In the early 1970s, Corona murdered and mutilated Charles Fleming, Melford Sample, Donald Smith, John J. Haluka, Warren Kelley, Sigurd Beierman, William Emery Kamp, Clarence Hocking, James W. Howard, Jonah R. Smallwood, Elbert T. Riley, Paul B. Allen, Edward Martin Cupp, Albert Hayes, Raymond Muchache, John H. Jackson, Lloyd Wallace Wenzel, Mark Beverly Shields, Sam Bonafide and Joseph Maczak.

Four others were not identified and not a single victim was Mexican. All but three were white American workers and the others black or Native American. By all indications, nobody wondered whether Corona might have been motivated by racism. Politicians did not blame the knives and machetes Corona used to kill and mutilate his victims.

In 1973, a jury found Corona guilty of murder and sentenced him to 25 consecutive life terms. The mass murder died in prison in 2019 at the age of 85, outliving fellow Corcoran prison inmate Charles Manson, who died at 83 in 2017.

Former Manson follower Leslie Van Houten has been recommended for parole five times, but according to Gov. Newsom, “gaps in insight,” still make her a danger to society. When it comes to violent crime, the governor and many Democrats demonstrate a similar insight gap.
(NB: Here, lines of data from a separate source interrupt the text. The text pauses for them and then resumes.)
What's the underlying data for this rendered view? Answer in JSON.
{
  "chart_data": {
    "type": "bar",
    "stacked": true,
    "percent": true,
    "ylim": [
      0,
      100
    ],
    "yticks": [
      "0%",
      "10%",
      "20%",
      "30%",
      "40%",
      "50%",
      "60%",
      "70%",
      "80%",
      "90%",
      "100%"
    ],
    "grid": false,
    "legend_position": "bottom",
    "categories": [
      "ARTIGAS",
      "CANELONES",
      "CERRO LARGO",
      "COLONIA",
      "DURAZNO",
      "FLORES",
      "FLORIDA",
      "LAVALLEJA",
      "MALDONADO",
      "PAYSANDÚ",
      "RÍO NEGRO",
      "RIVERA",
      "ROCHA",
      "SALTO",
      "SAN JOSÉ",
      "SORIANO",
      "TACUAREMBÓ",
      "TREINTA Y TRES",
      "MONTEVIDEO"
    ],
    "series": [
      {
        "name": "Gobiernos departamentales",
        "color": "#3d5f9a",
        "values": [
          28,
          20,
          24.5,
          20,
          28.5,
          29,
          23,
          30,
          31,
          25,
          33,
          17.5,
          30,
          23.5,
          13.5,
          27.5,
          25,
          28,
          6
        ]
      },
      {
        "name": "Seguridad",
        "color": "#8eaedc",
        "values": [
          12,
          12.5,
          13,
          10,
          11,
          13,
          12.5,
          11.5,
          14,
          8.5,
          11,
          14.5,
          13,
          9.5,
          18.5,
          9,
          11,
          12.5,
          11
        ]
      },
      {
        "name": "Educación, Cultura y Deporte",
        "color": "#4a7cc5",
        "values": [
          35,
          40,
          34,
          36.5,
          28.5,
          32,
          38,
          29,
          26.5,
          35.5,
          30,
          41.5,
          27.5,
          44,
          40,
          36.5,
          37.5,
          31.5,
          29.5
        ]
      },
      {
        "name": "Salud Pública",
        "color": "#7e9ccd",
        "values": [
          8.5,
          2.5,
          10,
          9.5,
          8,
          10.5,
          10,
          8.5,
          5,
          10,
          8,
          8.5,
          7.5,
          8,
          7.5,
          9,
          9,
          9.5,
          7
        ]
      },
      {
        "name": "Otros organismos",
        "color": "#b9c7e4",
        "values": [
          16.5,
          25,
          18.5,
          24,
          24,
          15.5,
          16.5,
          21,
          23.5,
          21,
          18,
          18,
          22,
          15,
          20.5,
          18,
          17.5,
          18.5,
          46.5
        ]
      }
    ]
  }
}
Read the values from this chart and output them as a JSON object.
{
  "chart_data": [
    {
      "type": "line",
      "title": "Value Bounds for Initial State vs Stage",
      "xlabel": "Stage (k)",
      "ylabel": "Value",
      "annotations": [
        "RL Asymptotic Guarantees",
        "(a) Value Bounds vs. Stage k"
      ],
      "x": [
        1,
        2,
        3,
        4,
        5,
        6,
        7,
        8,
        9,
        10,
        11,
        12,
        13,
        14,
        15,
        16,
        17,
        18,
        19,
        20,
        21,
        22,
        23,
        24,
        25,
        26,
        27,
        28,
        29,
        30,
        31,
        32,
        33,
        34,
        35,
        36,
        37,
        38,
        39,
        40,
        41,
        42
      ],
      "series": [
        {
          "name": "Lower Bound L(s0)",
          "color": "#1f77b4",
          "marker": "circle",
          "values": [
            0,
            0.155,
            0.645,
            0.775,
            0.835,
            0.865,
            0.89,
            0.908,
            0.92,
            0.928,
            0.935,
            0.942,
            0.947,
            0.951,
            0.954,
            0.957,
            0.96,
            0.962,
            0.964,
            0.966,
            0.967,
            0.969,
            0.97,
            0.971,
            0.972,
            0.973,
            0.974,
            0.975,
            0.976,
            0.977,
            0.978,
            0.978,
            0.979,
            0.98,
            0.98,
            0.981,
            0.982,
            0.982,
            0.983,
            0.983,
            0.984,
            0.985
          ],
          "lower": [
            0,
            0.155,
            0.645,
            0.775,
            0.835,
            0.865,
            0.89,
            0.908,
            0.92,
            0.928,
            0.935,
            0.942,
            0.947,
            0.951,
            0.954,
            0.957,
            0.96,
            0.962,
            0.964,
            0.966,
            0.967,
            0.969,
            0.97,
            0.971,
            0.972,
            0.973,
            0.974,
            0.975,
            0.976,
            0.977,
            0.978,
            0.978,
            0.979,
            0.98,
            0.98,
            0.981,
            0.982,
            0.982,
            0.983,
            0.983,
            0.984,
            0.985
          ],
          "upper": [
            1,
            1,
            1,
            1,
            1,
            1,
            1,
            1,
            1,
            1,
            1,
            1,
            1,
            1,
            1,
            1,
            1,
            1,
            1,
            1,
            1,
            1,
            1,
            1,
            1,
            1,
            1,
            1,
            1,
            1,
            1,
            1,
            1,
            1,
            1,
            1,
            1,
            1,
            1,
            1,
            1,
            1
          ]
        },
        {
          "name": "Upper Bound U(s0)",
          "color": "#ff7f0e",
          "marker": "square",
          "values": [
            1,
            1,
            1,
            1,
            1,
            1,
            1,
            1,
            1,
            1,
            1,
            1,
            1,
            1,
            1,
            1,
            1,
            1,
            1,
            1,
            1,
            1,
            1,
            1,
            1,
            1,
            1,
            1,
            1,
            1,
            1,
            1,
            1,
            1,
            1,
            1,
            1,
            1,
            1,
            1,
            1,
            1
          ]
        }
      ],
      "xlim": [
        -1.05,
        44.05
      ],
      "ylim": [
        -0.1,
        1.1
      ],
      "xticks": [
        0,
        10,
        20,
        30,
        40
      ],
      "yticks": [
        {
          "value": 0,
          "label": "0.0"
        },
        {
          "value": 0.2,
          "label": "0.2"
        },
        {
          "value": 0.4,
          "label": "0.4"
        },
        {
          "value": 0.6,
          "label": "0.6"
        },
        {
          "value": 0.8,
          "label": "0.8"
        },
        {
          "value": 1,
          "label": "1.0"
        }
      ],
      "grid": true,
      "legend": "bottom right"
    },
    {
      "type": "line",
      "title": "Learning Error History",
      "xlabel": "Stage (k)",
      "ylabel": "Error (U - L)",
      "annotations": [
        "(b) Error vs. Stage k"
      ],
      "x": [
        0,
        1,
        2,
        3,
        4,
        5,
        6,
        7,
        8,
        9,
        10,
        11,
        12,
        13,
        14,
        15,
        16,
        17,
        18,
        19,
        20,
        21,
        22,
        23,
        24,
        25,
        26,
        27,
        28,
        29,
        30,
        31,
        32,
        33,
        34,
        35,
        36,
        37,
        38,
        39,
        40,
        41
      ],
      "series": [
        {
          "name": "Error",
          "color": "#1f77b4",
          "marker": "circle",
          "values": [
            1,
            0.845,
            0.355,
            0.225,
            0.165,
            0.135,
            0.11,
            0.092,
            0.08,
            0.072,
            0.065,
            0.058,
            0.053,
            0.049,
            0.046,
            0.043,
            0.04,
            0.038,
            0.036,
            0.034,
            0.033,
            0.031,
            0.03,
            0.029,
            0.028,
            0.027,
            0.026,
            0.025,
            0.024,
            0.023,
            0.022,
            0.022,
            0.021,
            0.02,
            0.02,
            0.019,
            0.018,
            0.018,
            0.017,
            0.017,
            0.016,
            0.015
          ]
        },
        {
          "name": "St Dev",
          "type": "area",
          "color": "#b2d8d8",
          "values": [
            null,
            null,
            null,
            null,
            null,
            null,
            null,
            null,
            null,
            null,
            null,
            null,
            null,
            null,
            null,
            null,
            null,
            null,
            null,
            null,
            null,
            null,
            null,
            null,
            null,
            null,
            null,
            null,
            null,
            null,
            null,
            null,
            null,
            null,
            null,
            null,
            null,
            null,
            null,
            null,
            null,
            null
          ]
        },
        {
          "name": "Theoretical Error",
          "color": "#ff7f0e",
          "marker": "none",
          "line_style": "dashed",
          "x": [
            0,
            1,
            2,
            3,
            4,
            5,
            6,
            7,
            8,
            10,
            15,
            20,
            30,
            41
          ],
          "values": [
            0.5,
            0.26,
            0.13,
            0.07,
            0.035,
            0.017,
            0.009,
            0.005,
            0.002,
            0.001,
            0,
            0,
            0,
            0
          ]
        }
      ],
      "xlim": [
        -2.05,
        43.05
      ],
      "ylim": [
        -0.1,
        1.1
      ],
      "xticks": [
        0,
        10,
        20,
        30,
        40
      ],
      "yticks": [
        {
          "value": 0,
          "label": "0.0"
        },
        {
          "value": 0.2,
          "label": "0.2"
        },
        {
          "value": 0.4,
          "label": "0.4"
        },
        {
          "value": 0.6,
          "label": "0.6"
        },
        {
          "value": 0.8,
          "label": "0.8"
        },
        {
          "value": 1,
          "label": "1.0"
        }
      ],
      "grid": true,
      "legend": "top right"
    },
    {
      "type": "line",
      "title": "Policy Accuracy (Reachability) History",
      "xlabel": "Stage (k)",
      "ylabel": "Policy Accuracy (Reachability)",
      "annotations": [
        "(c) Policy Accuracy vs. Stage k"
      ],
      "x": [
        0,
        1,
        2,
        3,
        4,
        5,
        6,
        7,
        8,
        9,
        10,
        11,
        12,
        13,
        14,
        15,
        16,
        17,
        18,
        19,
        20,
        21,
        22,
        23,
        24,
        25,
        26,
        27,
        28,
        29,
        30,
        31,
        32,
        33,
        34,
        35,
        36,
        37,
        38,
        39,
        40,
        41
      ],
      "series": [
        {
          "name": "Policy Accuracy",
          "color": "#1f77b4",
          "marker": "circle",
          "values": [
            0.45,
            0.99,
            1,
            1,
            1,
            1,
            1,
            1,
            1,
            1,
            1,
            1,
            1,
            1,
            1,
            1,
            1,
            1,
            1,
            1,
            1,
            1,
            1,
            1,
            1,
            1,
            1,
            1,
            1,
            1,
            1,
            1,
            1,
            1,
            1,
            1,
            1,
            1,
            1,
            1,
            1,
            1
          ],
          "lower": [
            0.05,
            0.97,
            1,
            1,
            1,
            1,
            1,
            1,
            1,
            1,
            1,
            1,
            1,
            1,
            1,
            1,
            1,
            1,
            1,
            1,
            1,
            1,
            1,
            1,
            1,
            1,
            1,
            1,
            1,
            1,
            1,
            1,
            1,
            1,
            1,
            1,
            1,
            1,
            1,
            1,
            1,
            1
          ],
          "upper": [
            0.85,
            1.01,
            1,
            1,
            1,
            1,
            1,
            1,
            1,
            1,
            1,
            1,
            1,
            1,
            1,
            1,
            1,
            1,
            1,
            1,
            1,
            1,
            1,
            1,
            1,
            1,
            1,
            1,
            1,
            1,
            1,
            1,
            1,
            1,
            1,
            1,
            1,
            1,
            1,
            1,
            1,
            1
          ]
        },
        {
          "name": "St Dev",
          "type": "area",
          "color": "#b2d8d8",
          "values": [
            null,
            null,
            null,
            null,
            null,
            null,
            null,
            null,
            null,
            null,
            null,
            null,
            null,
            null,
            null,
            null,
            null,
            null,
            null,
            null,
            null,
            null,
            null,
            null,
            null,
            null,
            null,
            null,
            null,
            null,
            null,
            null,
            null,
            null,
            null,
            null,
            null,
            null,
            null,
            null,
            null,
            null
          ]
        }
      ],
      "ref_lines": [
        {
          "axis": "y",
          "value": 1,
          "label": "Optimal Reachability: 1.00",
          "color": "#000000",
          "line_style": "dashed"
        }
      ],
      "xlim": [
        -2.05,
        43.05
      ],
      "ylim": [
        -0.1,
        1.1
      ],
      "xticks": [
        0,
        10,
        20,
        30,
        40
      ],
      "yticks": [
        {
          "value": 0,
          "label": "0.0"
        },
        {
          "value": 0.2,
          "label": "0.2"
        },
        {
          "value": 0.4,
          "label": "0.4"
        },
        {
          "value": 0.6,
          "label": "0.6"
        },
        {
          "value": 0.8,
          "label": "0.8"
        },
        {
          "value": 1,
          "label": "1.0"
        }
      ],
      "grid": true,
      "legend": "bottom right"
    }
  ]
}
“Gun violence” is a gutless dodge. Criminals disregard gun laws. Early release of violent criminals poses a danger to society. And so on, just kind of a simple thing.

Meanwhile, after the Sacramento shootings, support surged for the recall of San Francisco district attorney Chesa Boudin, named after cop-killer Joanne Chesimard. Black Lives Matter bosses venerate the fugitive, now known as Assata Shakur.

Chesa Boudin has declined to prosecute many criminals and backs the release of most repeat offenders. On June 7, voters get the opportunity to give Boutin the boot. As Donald Trump likes to say, we’ll have to see what happens.